I posted this under business the first time and got no answer so since its more mathematical here it is again:
I can only put away $1,000 a year toward retirement. I am 22 and plan on retiring at 65 and earning 6%. How much will I have at retirement?
Not positive the answer I got is correct..my answer is $464,215.00
To calculate the future value of your retirement savings, you can use the formula for compound interest:
FV = PV * (1 + r)^n
Where:
FV = Future Value
PV = Present Value (initial investment or contribution)
r = Annual interest rate (in decimal form)
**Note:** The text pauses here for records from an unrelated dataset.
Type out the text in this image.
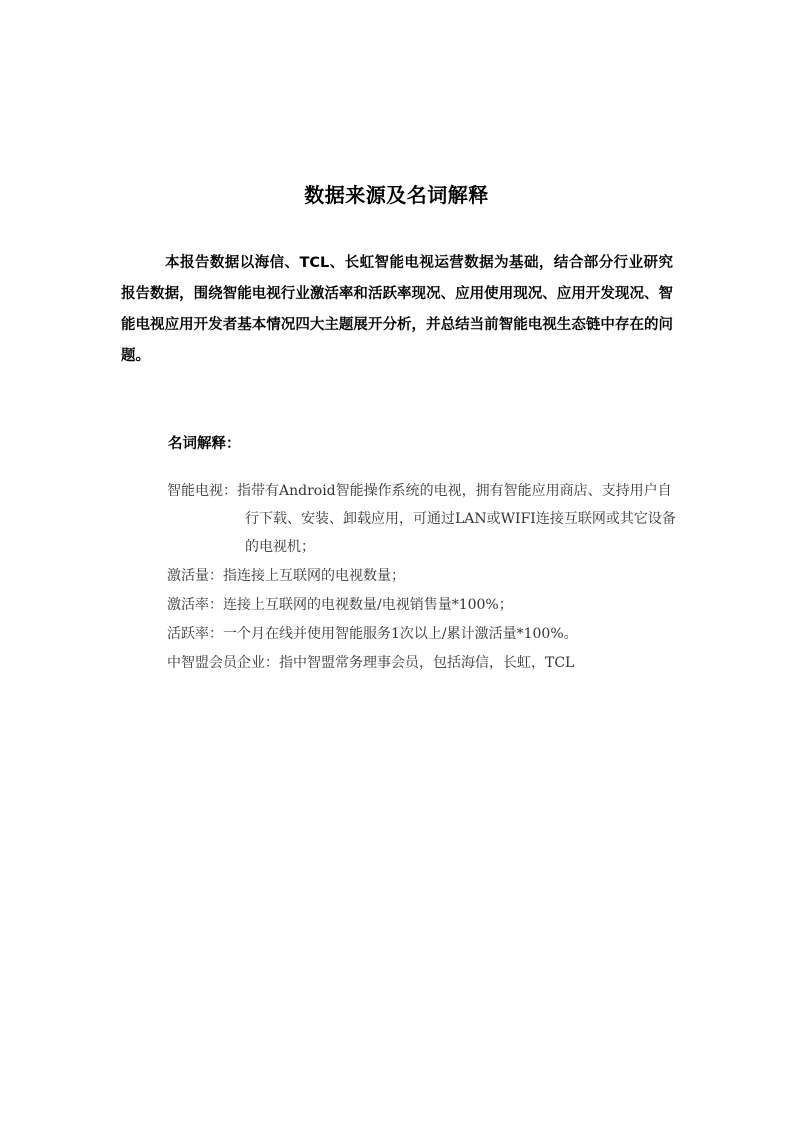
数据来源及名词解释

本报告数据以海信、TCL、长虹智能电视运营数据为基础，结合部分行业研究报告数据，围绕智能电视行业激活率和活跃率现况、应用使用现况、应用开发现况、智能电视应用开发者基本情况四大主题展开分析，并总结当前智能电视生态链中存在的问题。

名词解释：
智能电视：指带有Android智能操作系统的电视，拥有智能应用商店、支持用户自行下载、安装、卸载应用，可通过LAN或WIFI连接互联网或其它设备的电视机；
激活量：指连接上互联网的电视数量；
激活率：连接上互联网的电视数量/电视销售量*100%；
活跃率：一个月在线并使用智能服务1次以上/累计激活量*100%。
中智盟会员企业：指中智盟常务理事会员，包括海信，长虹，TCL
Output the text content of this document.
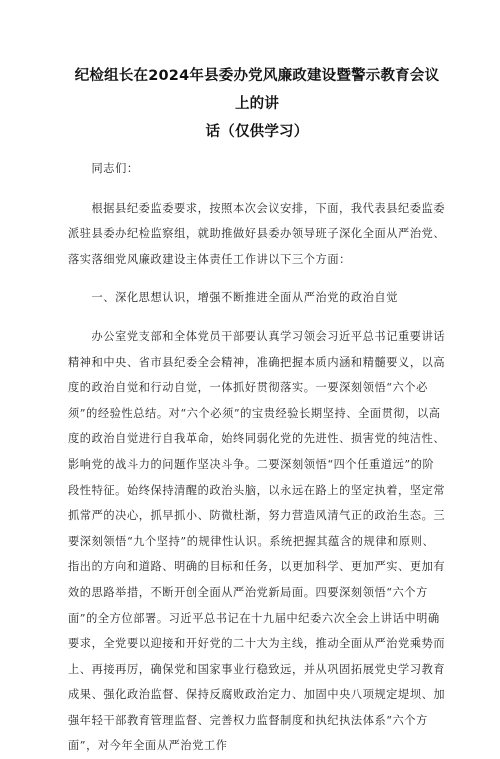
纪检组长在2024年县委办党风廉政建设暨警示教育会议上的讲
话（仅供学习）

同志们：

根据县纪委监委要求，按照本次会议安排，下面，我代表县纪委监委派驻县委办纪检监察组，就助推做好县委办领导班子深化全面从严治党、落实落细党风廉政建设主体责任工作讲以下三个方面：

一、深化思想认识，增强不断推进全面从严治党的政治自觉

办公室党支部和全体党员干部要认真学习领会习近平总书记重要讲话精神和中央、省市县纪委全会精神，准确把握本质内涵和精髓要义，以高度的政治自觉和行动自觉，一体抓好贯彻落实。一要深刻领悟“六个必须”的经验性总结。对“六个必须”的宝贵经验长期坚持、全面贯彻，以高度的政治自觉进行自我革命，始终同弱化党的先进性、损害党的纯洁性、影响党的战斗力的问题作坚决斗争。二要深刻领悟“四个任重道远”的阶段性特征。始终保持清醒的政治头脑，以永远在路上的坚定执着，坚定常抓常严的决心，抓早抓小、防微杜渐，努力营造风清气正的政治生态。三要深刻领悟“九个坚持”的规律性认识。系统把握其蕴含的规律和原则、指出的方向和道路、明确的目标和任务，以更加科学、更加严实、更加有效的思路举措，不断开创全面从严治党新局面。四要深刻领悟“六个方面”的全方位部署。习近平总书记在十九届中纪委六次全会上讲话中明确要求，全党要以迎接和开好党的二十大为主线，推动全面从严治党乘势而上、再接再厉，确保党和国家事业行稳致远，并从巩固拓展党史学习教育成果、强化政治监督、保持反腐败政治定力、加固中央八项规定堤坝、加强年轻干部教育管理监督、完善权力监督制度和执纪执法体系“六个方面”，对今年全面从严治党工作
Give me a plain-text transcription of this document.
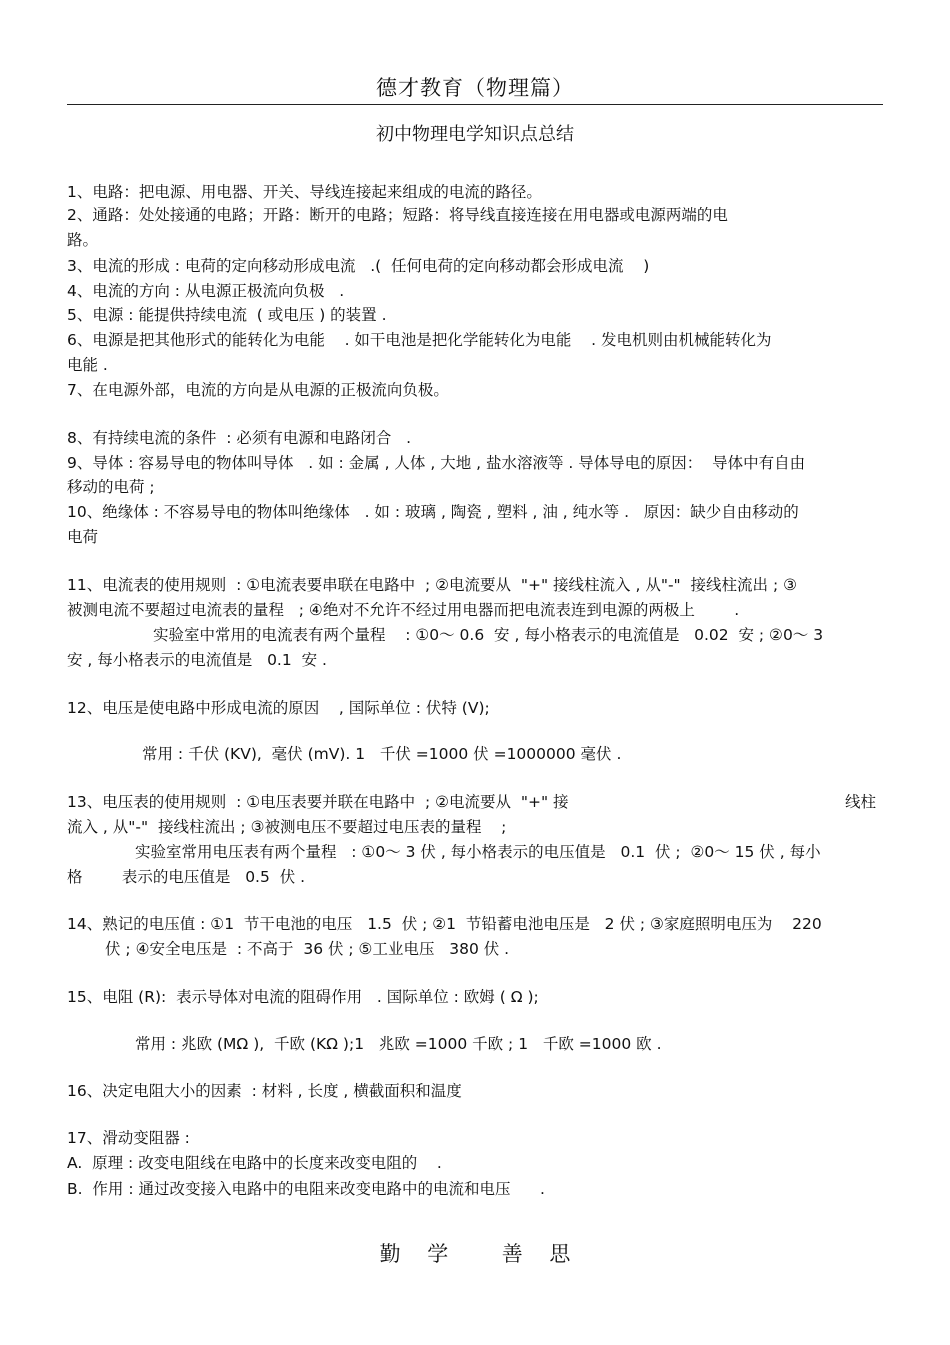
德才教育（物理篇）
初中物理电学知识点总结
1、电路：把电源、用电器、开关、导线连接起来组成的电流的路径。
2、通路：处处接通的电路；开路：断开的电路；短路：将导线直接连接在用电器或电源两端的电
路。
3、电流的形成 : 电荷的定向移动形成电流   .(  任何电荷的定向移动都会形成电流    )
4、电流的方向 : 从电源正极流向负极   .
5、电源 : 能提供持续电流  ( 或电压 ) 的装置 .
6、电源是把其他形式的能转化为电能    . 如干电池是把化学能转化为电能    . 发电机则由机械能转化为
电能 .
7、在电源外部，电流的方向是从电源的正极流向负极。
8、有持续电流的条件  : 必须有电源和电路闭合   .
9、导体 : 容易导电的物体叫导体   . 如 : 金属 , 人体 , 大地 , 盐水溶液等 . 导体导电的原因：  导体中有自由
移动的电荷 ;
10、绝缘体 : 不容易导电的物体叫绝缘体   . 如 : 玻璃 , 陶瓷 , 塑料 , 油 , 纯水等 .   原因：缺少自由移动的
电荷
11、电流表的使用规则  : ①电流表要串联在电路中  ; ②电流要从  "+" 接线柱流入 , 从"-"  接线柱流出 ; ③
被测电流不要超过电流表的量程   ; ④绝对不允许不经过用电器而把电流表连到电源的两极上        .
实验室中常用的电流表有两个量程    : ①0～ 0.6  安 , 每小格表示的电流值是   0.02  安 ; ②0～ 3
安 , 每小格表示的电流值是   0.1  安 .
12、电压是使电路中形成电流的原因    , 国际单位 : 伏特 (V);
常用 : 千伏 (KV),  毫伏 (mV). 1   千伏 =1000 伏 =1000000 毫伏 .
13、电压表的使用规则  : ①电压表要并联在电路中  ; ②电流要从  "+" 接	线柱
流入 , 从"-"  接线柱流出 ; ③被测电压不要超过电压表的量程    ;
实验室常用电压表有两个量程   : ①0～ 3 伏 , 每小格表示的电压值是   0.1  伏 ;  ②0～ 15 伏 , 每小
格        表示的电压值是   0.5  伏 .
14、熟记的电压值 : ①1  节干电池的电压   1.5  伏 ; ②1  节铅蓄电池电压是   2 伏 ; ③家庭照明电压为    220
伏 ; ④安全电压是  : 不高于  36 伏 ; ⑤工业电压   380 伏 .
15、电阻 (R):  表示导体对电流的阻碍作用   . 国际单位 : 欧姆 ( Ω );
常用 : 兆欧 (MΩ ),  千欧 (KΩ );1   兆欧 =1000 千欧 ; 1   千欧 =1000 欧 .
16、决定电阻大小的因素  : 材料 , 长度 , 横截面积和温度
17、滑动变阻器 :
A.  原理 : 改变电阻线在电路中的长度来改变电阻的    .
B.  作用 : 通过改变接入电路中的电阻来改变电路中的电流和电压      .
勤    学        善    思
n = Number of compounding periods
In your case, the present value (PV) is $1,000 per year, the annual interest rate (r) is 6% or 0.06, and the number of years (n) is 65 - 22 = 43.
First, let's calculate the future value for the annual contributions:
FV_contributions = $1,000 * ((1 + 0.06)^43 - 1) / 0.06
The formula (1 + 0.06)^43 - 1 calculates the future value of a regular payment.
FV_contributions = $1,000 * (1.06^43 - 1) / 0.06
Using a calculator, the value of (1.06^43 - 1) / 0.06 is approximately 89.3086277.
FV_contributions = $1,000 * 89.3086277 ≈ $89,309
The future value of your contributions will be approximately $89,309.
Next, let's calculate the future value for the compound interest on those contributions:
FV_interest = $1,000 * (1 + 0.06)^43
Using a calculator, the value of (1 + 0.06)^43 is approximately 6.82462165.
FV_interest = $1,000 * 6.82462165 ≈ $6,825
The future value of compound interest on your contributions will be approximately $6,825.
Finally, add the future value of contributions and the future value of compound interest:
Total future value = FV_contributions + FV_interest
= $89,309 + $6,825
= $96,134
Therefore, based on your calculations, you would have approximately $96,134 at retirement, which is different from your initial answer of $464,215.00.